The Aurora Teagarden Series, by Charlaine Harris

I have two weeks off from work.  Two gloriously weeks.  I have a plan, and that plan is to read.  A lot.  I love having large chunks of time off where nothing is expected of me, where I can give my time of things that interest me and that have caught my attention, and during which I can really dig into a good book (or a dozen good books).  So, because I knew I had a chunk of time coming up, I’ve been hoarding books.  There is nothing like a big chunk of time off to get into a really good book series, so the books I was stocking up on were the Aurora Teagarden series by Charlaine Harris, author of the True Blood books.

I’ve read other Harris series before (see here and here and here), and have considered her a favorite author of mine for a few years now.  The Aurora Teagarden Series is comprised of eight books: Real Murders, A Bone to Pick, Three Bedrooms One Corpse, The Julius House, Dead Over Heals, A Fool and His Money, Last Scene Alive, and Poppy Done to Death.  As the name of the series implies, the main character is Georgian librarian Aurora Teagarden who, like the rest of Harris’ heroines, seems to find herself at the centre of a murder plot at every turn.  As with the rest of Harris’ heroines, Aurora is independent, capable and very resourceful at handling the situations she finds herself in.  There is always a healthy dose of risk to Aurora, but through either her character-traits or a healthy dose of luck, everything seems to turn out right for her.

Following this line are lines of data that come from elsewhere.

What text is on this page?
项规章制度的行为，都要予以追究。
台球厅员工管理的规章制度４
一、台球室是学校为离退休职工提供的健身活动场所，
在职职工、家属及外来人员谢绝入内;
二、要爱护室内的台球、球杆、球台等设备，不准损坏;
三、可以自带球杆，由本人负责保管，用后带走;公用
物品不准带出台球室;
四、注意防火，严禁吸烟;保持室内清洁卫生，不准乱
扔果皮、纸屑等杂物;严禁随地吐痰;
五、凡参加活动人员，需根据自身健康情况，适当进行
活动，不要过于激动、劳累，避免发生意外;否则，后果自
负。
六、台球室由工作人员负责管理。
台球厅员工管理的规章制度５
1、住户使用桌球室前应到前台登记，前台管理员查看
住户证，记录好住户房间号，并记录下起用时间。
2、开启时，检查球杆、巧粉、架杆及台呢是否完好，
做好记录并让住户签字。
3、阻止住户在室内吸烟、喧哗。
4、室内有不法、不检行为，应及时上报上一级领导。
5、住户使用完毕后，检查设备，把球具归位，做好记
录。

I have to say, this wasn’t my favourite series by Harris that I read.  I do believe that these are some of her earlier books, and that’s reflected a bit in some of the choppier passages, a lack of the humour that is seen in her other books, and in the more tentative attempts at character development that Harris makes.  While it’s interesting to be able to compare Harris’ more recent work to this series, I do have to say that I enjoyed the Harper Connoley, Lilly Bard and Sookie Stackhouse books way more that I do these ones.

What I will say about these books is that Harris shows how brilliant of an author she is, in that she leaves the door open for more Aurora Teagarden books in the future.  She slams no doors on the possibility, which is a brilliant move, financially speaking, and one she’s done with all her other series that I’ve read to date – it seems like it would always be possible for her to add to her runs with new books, should the fancy take her.

So, final verdict?  If you’re a die-hard Harris fan, then these books are for you.  If you’re just getting into Harris as an author, but don’t want to commit to the True Blood books (it’s by far her most famous and largest series), then I would suggest you try one of the other runs first.  While there are a lot of good points to these books, they almost read like examples of how Harris has refined her styles and abilities over the years; they’re good, Harris has written better.  However, having said that, these are still good books to spend time with if you’re look for a series to get into.